Kader Gerindra Serentak Tolak Budi Arie: Penyebab dan Dampaknya

- Selasa, 11 November 2025 | 11:25 WIB
Kader Gerindra Serentak Tolak Budi Arie: Penyebab dan Dampaknya

Gerindra Bukan Partai Karbitan

Kader Gerindra Jakarta Timur menekankan bahwa partai mereka memiliki sistem kaderisasi yang sistematis dan berjenjang dari tingkat bawah. Mereka menampik klaim dari relawan Projo yang mengaku loyal kepada Prabowo. "Yang setia mendampingi Prabowo Subianto sejak lama adalah kader-kader Gerindra. Bukan mereka yang baru muncul belakangan dan mengklaim memberikan dukungan politik," tegas pernyataan kader Jakarta Timur.

Kekhawatiran dari Daerah

DPC Gerindra Garut menyatakan penolakannya dengan alasan menjaga marwah partai yang selalu konsisten dengan proses rekrutmen berjenjang. Di Sumatera Utara, kader Gerindra mengungkapkan kekhawatiran bahwa bergabungnya pihak tertentu dapat mengurangi respek publik terhadap pemerintah dan presiden, yang pada akhirnya berdampak negatif bagi partai.
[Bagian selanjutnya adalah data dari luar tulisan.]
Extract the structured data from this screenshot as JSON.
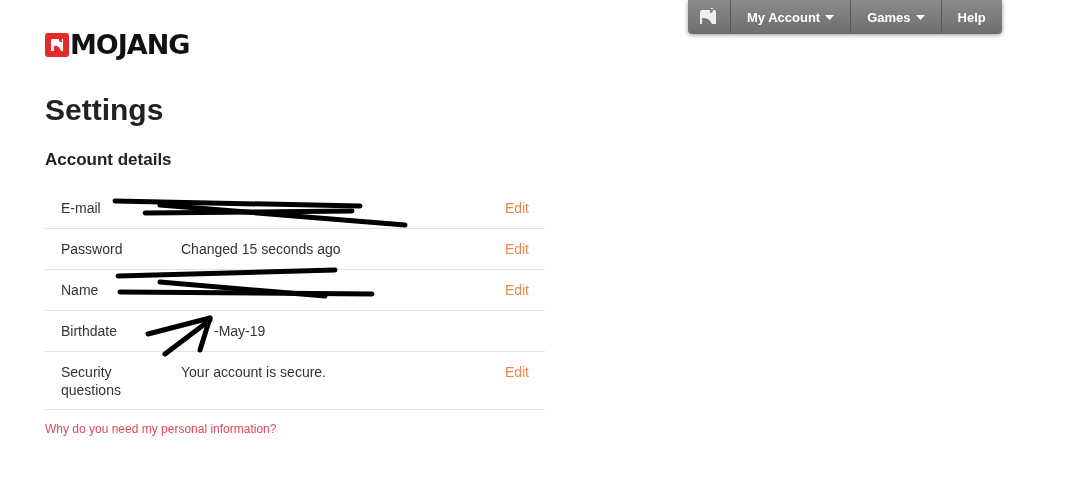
{
  "nav": {
    "items": [
      {
        "kind": "icon"
      },
      {
        "kind": "menu",
        "label": "My Account"
      },
      {
        "kind": "menu",
        "label": "Games"
      },
      {
        "kind": "link",
        "label": "Help"
      }
    ]
  },
  "logo": {
    "text": "MOJANG"
  },
  "title": "Settings",
  "section": "Account details",
  "rows": [
    {
      "label": "E-mail",
      "action": "Edit"
    },
    {
      "label": "Password",
      "value": "Changed 15 seconds ago",
      "action": "Edit"
    },
    {
      "label": "Name",
      "action": "Edit"
    },
    {
      "label": "Birthdate",
      "value": "-May-19"
    },
    {
      "label": "Security questions",
      "value": "Your account is secure.",
      "action": "Edit"
    }
  ],
  "footer_link": "Why do you need my personal information?"
}
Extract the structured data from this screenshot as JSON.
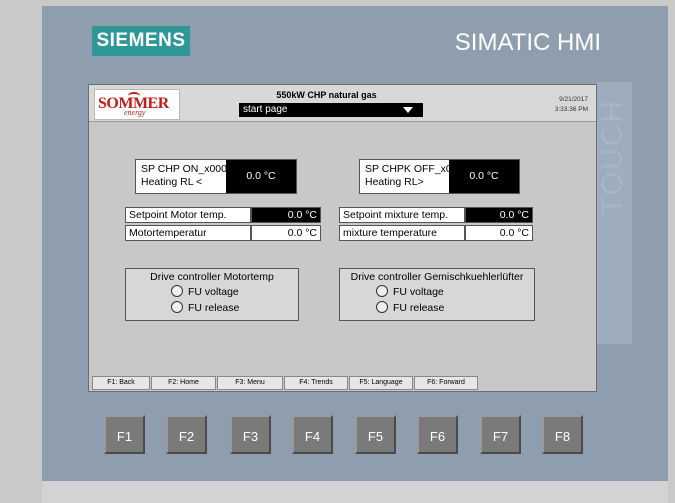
{
  "panel": {
    "brand": "SIEMENS",
    "product": "SIMATIC HMI",
    "touch_label": "TOUCH"
  },
  "header": {
    "logo_text": "SOMMER",
    "logo_sub": "energy",
    "title": "550kW CHP natural gas",
    "page_select": "start page",
    "date": "9/21/2017",
    "time": "3:33:36 PM"
  },
  "setpoints": {
    "sp_on": {
      "label_line1": "SP CHP ON_x000",
      "label_line2": "Heating RL <",
      "value": "0.0 °C"
    },
    "sp_off": {
      "label_line1": "SP CHPK OFF_x0",
      "label_line2": "Heating RL>",
      "value": "0.0 °C"
    }
  },
  "rows": {
    "setpoint_motor": {
      "label": "Setpoint Motor temp.",
      "value": "0.0 °C"
    },
    "motor_temp": {
      "label": "Motortemperatur",
      "value": "0.0 °C"
    },
    "setpoint_mixture": {
      "label": "Setpoint mixture temp.",
      "value": "0.0 °C"
    },
    "mixture_temp": {
      "label": "mixture temperature",
      "value": "0.0 °C"
    }
  },
  "groups": {
    "motor": {
      "title": "Drive controller Motortemp",
      "opt1": "FU voltage",
      "opt2": "FU release"
    },
    "mixture": {
      "title": "Drive controller Gemischkuehlerlüfter",
      "opt1": "FU voltage",
      "opt2": "FU release"
    }
  },
  "function_bar": [
    "F1: Back",
    "F2: Home",
    "F3: Menu",
    "F4: Trends",
    "F5: Language",
    "F6: Forward"
  ],
  "keys": [
    "F1",
    "F2",
    "F3",
    "F4",
    "F5",
    "F6",
    "F7",
    "F8"
  ],
  "colors": {
    "bezel": "#8e9eaf",
    "brand_teal": "#2e9797",
    "screen_bg": "#c8c8c8",
    "logo_red": "#c41a1a",
    "key_gray": "#7a7a7a"
  }
}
Kader Gerindra Sumatera Selatan juga menegaskan bahwa partai seharusnya diisi oleh mereka yang telah memberikan perjuangan, totalitas, dan loyalitas kepada Prabowo sejak awal, bukan oleh figur yang baru muncul belakangan namun mengklaim diri paling loyal.

Pelajaran Politik: Esensi Berpartai yang Sesungguhnya

Adi Prayitno menilai bahwa fenomena penolakan ini memberikan pelajaran politik yang penting, bahwa berpartai merupakan pilihan ideologis, bukan sekadar instrumen untuk melompat meraih kekuasaan. "Yang terpenting, jika ada orang yang hanya berniat bergabung dengan partai politik untuk mengejar jabatan dan mendapatkan kekuasaan, seharusnya orang semacam ini memang ditolak. Karena niat seperti inilah yang dapat merusak citra dan marwah partai di masa depan," tegasnya.

Ia mengingatkan bahwa partai politik memiliki fungsi rekrutmen dan kaderisasi yang berjenjang dari tingkat bawah, bukan sekadar alat untuk mendapatkan kekuasaan. Berpartai adalah pilihan untuk berjuang secara ideologis dan filosofis, dekat dengan rakyat, dan berkontribusi menyelesaikan persoalan kebangsaan. "Berjuang itu harus dari awal. Menjadi kader partai itu harus melalui proses berjenjang. Menjadi loyalis tidak bisa tiba-tiba hanya main di akhir, tapi harus berproses dari awal, dari bawah," pungkas Adi Prayitno.

Fenomena penolakan massal ini menjadi peringatan keras bagi figur-figur populer yang memandang enteng proses berpartai, seakan partai hanya menjadi instrumen untuk melompat ke posisi lebih tinggi demi meraih kekuasaan dan perlindungan politik.